Last Wednesday was Eid, the end of Ramadan. I spent the evening, along with my roommates, with the family of the cousin of one of Krish’s friends. The family was wonderfully kind and welcoming, and also very knowledgeable about India, America, economics, theater, literature, and everything in between. This made for very pleasant and interesting dinner conversation.
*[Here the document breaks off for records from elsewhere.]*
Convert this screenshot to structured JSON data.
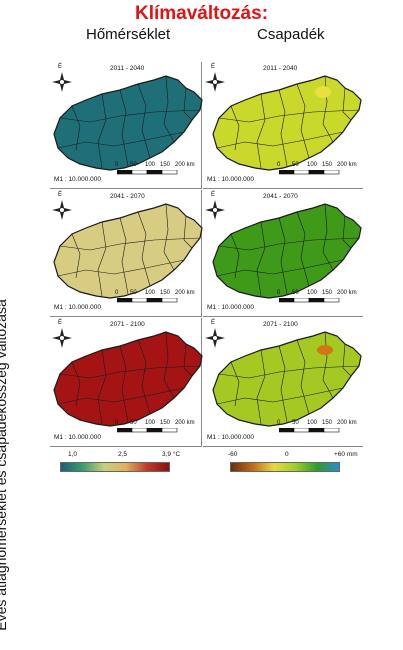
{
  "title": "Klímaváltozás:",
  "column_titles": {
    "temperature": "Hőmérséklet",
    "precipitation": "Csapadék"
  },
  "vertical_label": "Éves  átlaghőmérséklet és csapadékösszeg változása",
  "north_label": "É",
  "scale_text": "M1 : 10.000.000",
  "scalebar": {
    "ticks": [
      "0",
      "50",
      "100",
      "150",
      "200 km"
    ]
  },
  "periods": [
    "2011 - 2040",
    "2041 - 2070",
    "2071 - 2100"
  ],
  "colors": {
    "title": "#e11414",
    "temp_2011": "#1f6f78",
    "temp_2041": "#d8cc82",
    "temp_2071": "#a51414",
    "prec_2011": "#c9d82a",
    "prec_2041": "#3f9a1a",
    "prec_2071": "#a6c823",
    "border": "#1a1a1a"
  },
  "legends": {
    "temperature": {
      "min": "1,0",
      "mid": "2,5",
      "max": "3,9 °C"
    },
    "precipitation": {
      "min": "-60",
      "mid": "0",
      "max": "+60 mm"
    }
  }
}
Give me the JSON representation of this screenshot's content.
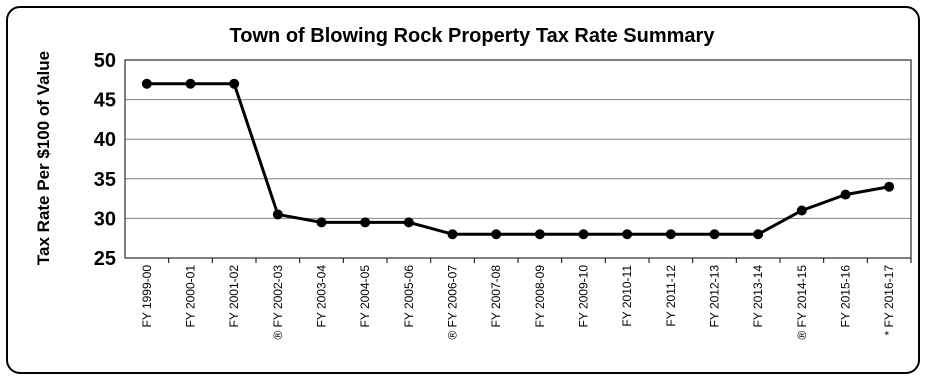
{
  "chart_data": {
    "type": "line",
    "title": "Town of Blowing Rock Property Tax Rate Summary",
    "xlabel": "",
    "ylabel": "Tax Rate Per $100 of Value",
    "ylim": [
      25,
      50
    ],
    "yticks": [
      "25",
      "30",
      "35",
      "40",
      "45",
      "50"
    ],
    "grid": true,
    "categories": [
      "FY 1999-00",
      "FY 2000-01",
      "FY 2001-02",
      "® FY 2002-03",
      "FY 2003-04",
      "FY 2004-05",
      "FY 2005-06",
      "® FY 2006-07",
      "FY 2007-08",
      "FY 2008-09",
      "FY 2009-10",
      "FY 2010-11",
      "FY 2011-12",
      "FY 2012-13",
      "FY 2013-14",
      "® FY 2014-15",
      "FY 2015-16",
      "* FY 2016-17"
    ],
    "values": [
      47,
      47,
      47,
      30.5,
      29.5,
      29.5,
      29.5,
      28,
      28,
      28,
      28,
      28,
      28,
      28,
      28,
      31,
      33,
      34
    ],
    "colors": {
      "line": "#000000",
      "grid": "#808080",
      "axis": "#000000"
    }
  }
}
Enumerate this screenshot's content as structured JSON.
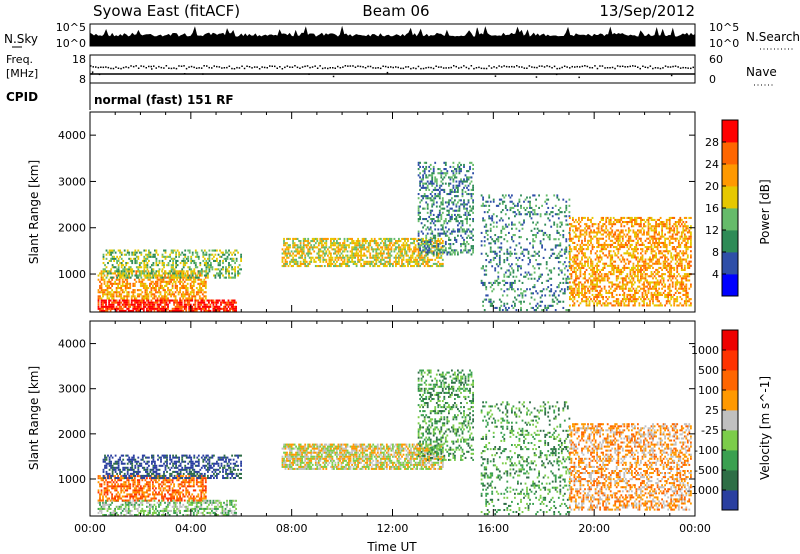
{
  "header": {
    "station": "Syowa East (fitACF)",
    "beam": "Beam 06",
    "date": "13/Sep/2012"
  },
  "noise_panel": {
    "left_label": "N.Sky",
    "right_label": "N.Search",
    "top_tick": "10^5",
    "bottom_tick": "10^0"
  },
  "freq_panel": {
    "left_label_line1": "Freq.",
    "left_label_line2": "[MHz]",
    "right_label": "Nave",
    "left_top_tick": "18",
    "left_bottom_tick": "8",
    "right_top_tick": "60",
    "right_bottom_tick": "0"
  },
  "cpid": {
    "label": "CPID",
    "mode": "normal (fast) 151 RF"
  },
  "x_axis": {
    "label": "Time UT",
    "ticks": [
      "00:00",
      "04:00",
      "08:00",
      "12:00",
      "16:00",
      "20:00",
      "00:00"
    ]
  },
  "chart_data": [
    {
      "type": "heatmap",
      "name": "power",
      "ylabel": "Slant Range [km]",
      "xlabel": "Time UT",
      "ylim": [
        180,
        4500
      ],
      "y_ticks": [
        "1000",
        "2000",
        "3000",
        "4000"
      ],
      "colorbar": {
        "label": "Power [dB]",
        "ticks": [
          "4",
          "8",
          "12",
          "16",
          "20",
          "24",
          "28"
        ],
        "colors": [
          "#0000ff",
          "#2f4fa8",
          "#2e8b57",
          "#66bb6a",
          "#e6c800",
          "#ff9900",
          "#ff6600",
          "#ff0000"
        ]
      },
      "echo_regions": [
        {
          "t": [
            0.3,
            5.8
          ],
          "r": [
            180,
            450
          ],
          "level": 7,
          "density": 0.8
        },
        {
          "t": [
            0.3,
            4.6
          ],
          "r": [
            450,
            1050
          ],
          "level": 5,
          "density": 0.55
        },
        {
          "t": [
            0.5,
            6.0
          ],
          "r": [
            900,
            1500
          ],
          "level": 3,
          "density": 0.45
        },
        {
          "t": [
            7.6,
            14.0
          ],
          "r": [
            1150,
            1750
          ],
          "level": 4,
          "density": 0.6
        },
        {
          "t": [
            13.0,
            15.2
          ],
          "r": [
            1400,
            3400
          ],
          "level": 2,
          "density": 0.35
        },
        {
          "t": [
            15.5,
            19.0
          ],
          "r": [
            200,
            2700
          ],
          "level": 2,
          "density": 0.2
        },
        {
          "t": [
            19.0,
            23.8
          ],
          "r": [
            300,
            2200
          ],
          "level": 5,
          "density": 0.5
        }
      ]
    },
    {
      "type": "heatmap",
      "name": "velocity",
      "ylabel": "Slant Range [km]",
      "xlabel": "Time UT",
      "ylim": [
        180,
        4500
      ],
      "y_ticks": [
        "1000",
        "2000",
        "3000",
        "4000"
      ],
      "colorbar": {
        "label": "Velocity [m s^-1]",
        "ticks": [
          "1000",
          "500",
          "100",
          "25",
          "-25",
          "-100",
          "-500",
          "-1000"
        ],
        "colors": [
          "#2a3fa0",
          "#2e6e46",
          "#3aa050",
          "#7ccd4a",
          "#c0c0c0",
          "#ff9900",
          "#ff6600",
          "#ff3300",
          "#ee0000"
        ]
      },
      "echo_regions": [
        {
          "t": [
            0.3,
            5.8
          ],
          "r": [
            180,
            500
          ],
          "level": 3,
          "density": 0.5
        },
        {
          "t": [
            0.3,
            4.6
          ],
          "r": [
            500,
            1050
          ],
          "level": 6,
          "density": 0.55
        },
        {
          "t": [
            0.5,
            6.0
          ],
          "r": [
            1000,
            1500
          ],
          "level": 0,
          "density": 0.5
        },
        {
          "t": [
            7.6,
            14.0
          ],
          "r": [
            1200,
            1750
          ],
          "level": 4,
          "density": 0.7
        },
        {
          "t": [
            13.0,
            15.2
          ],
          "r": [
            1400,
            3400
          ],
          "level": 2,
          "density": 0.35
        },
        {
          "t": [
            15.5,
            19.0
          ],
          "r": [
            200,
            2700
          ],
          "level": 2,
          "density": 0.2
        },
        {
          "t": [
            19.0,
            23.8
          ],
          "r": [
            300,
            2200
          ],
          "level": 5,
          "density": 0.45
        }
      ]
    }
  ]
}
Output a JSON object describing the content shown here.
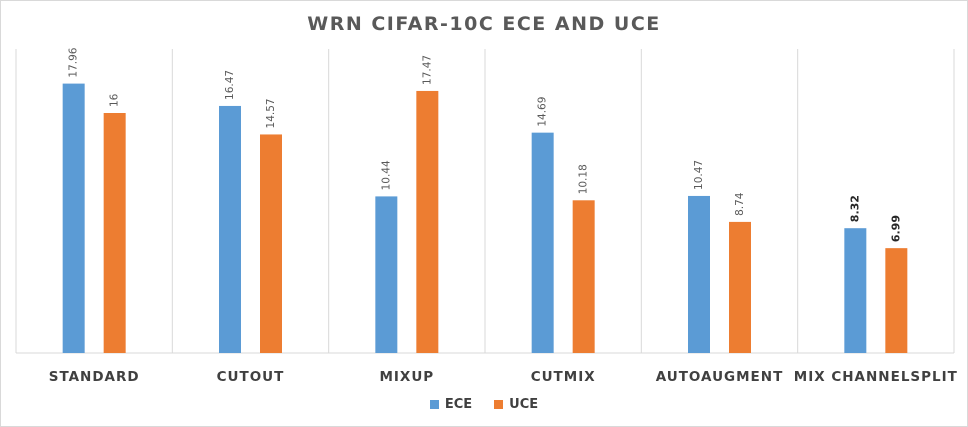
{
  "chart_data": {
    "type": "bar",
    "title": "WRN CIFAR-10C ECE AND UCE",
    "categories": [
      "STANDARD",
      "CUTOUT",
      "MIXUP",
      "CUTMIX",
      "AUTOAUGMENT",
      "MIX CHANNELSPLIT"
    ],
    "series": [
      {
        "name": "ECE",
        "color": "#5b9bd5",
        "values": [
          17.96,
          16.47,
          10.44,
          14.69,
          10.47,
          8.32
        ],
        "labels": [
          "17.96",
          "16.47",
          "10.44",
          "14.69",
          "10.47",
          "8.32"
        ]
      },
      {
        "name": "UCE",
        "color": "#ed7d31",
        "values": [
          16,
          14.57,
          17.47,
          10.18,
          8.74,
          6.99
        ],
        "labels": [
          "16",
          "14.57",
          "17.47",
          "10.18",
          "8.74",
          "6.99"
        ]
      }
    ],
    "bold_label_category": "MIX CHANNELSPLIT",
    "ylim": [
      0,
      20
    ],
    "xlabel": "",
    "ylabel": "",
    "grid": "vertical separators between categories",
    "legend_position": "bottom"
  }
}
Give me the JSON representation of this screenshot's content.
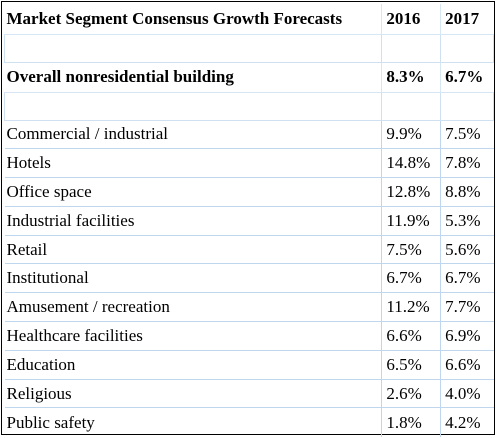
{
  "table": {
    "header": {
      "title": "Market Segment Consensus Growth Forecasts",
      "year_a": "2016",
      "year_b": "2017"
    },
    "overall": {
      "label": "Overall nonresidential building",
      "year_a": "8.3%",
      "year_b": "6.7%"
    },
    "rows": [
      {
        "label": "Commercial / industrial",
        "year_a": "9.9%",
        "year_b": "7.5%"
      },
      {
        "label": "Hotels",
        "year_a": "14.8%",
        "year_b": "7.8%"
      },
      {
        "label": "Office space",
        "year_a": "12.8%",
        "year_b": "8.8%"
      },
      {
        "label": "Industrial facilities",
        "year_a": "11.9%",
        "year_b": "5.3%"
      },
      {
        "label": "Retail",
        "year_a": "7.5%",
        "year_b": "5.6%"
      },
      {
        "label": "Institutional",
        "year_a": "6.7%",
        "year_b": "6.7%"
      },
      {
        "label": "Amusement / recreation",
        "year_a": "11.2%",
        "year_b": "7.7%"
      },
      {
        "label": "Healthcare facilities",
        "year_a": "6.6%",
        "year_b": "6.9%"
      },
      {
        "label": "Education",
        "year_a": "6.5%",
        "year_b": "6.6%"
      },
      {
        "label": "Religious",
        "year_a": "2.6%",
        "year_b": "4.0%"
      },
      {
        "label": "Public safety",
        "year_a": "1.8%",
        "year_b": "4.2%"
      }
    ]
  }
}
Now about the dinner. There was SO MUCH FOOD! This makes sense of course, as most of the people present had been fasting for an entire month. I had not been, but I ate as though I had. The food was delicious, and almost entirely non-vegetarian (the idea is that, after a whole month of fasting, no one wants to eat vegetables). I am almost completely vegetarian here in India, and also have not eaten any mammal meat since 2009. This time though, I really felt that I should get into the spirit of things, and celebrate Eid properly. So I partook of the chicken biryani, mutton curry, roast lamb, prawn curry, and liver fry, as well as the parotha (bread), the salad, and the raita, which were the sole vegetarian elements of the meal.
This past Friday, I went along with some other Fulbrighters to the India Habitat Centre, where there was a dance and music festival going on. I got to see some truly amazing Odissi dancing by a male dancer, who first did a dance based on different legends of the sun god, then did a second dance about the many reincarnations of Vishnu. His ability to tell a story through not only the grand gestures and turns usually associated with dance, but also with the subtlest of movements with the fingers, eyes, and eyebrows was amazing. Also part of this festival was a sitar/tabla performance and a kathak show. The beautifully graceful kathak dancers definitely inspired me to practice more! I know I will be attending as many dance concerts and “cultural events” as I have time for this year. I am disappointed to be missing things like the Philly Fringe, but am very excited for the dance and theater I will get to see here.
Also this weekend, I went to the Delhi book fair, to “Zindagi na Milegi Do Bara,” the Bollywood movie that the other ETAs had seens while I was sick , and to Dilli Haat. Dilli Haat is a rather contrived little crafts marketplace that seeks to recreate a village feel. (For any Hyderabad people reading this, Dilli Haat is basically the Shilparamam of Delhi, except about half the size.) As in Shilparamam, there are little stalls all around Dilli Haat, where vendors hawk crafts from all over India. Unlike Shilparamam however, there is also a huge selection of food stalls. Each food stall represents one of the states of India. Krish and I ate at the Uttar Pradesh stall, and it was very good. I doubt I’ll be shopping much in Dilli Haat, but I’m sure I’ll be going there quite often to eat! My goal is to sample food from every stall by the end of this year. I am quite excited to try some of India’s lesser known cuisines, such as the cuisines of Manipur and Nagaland!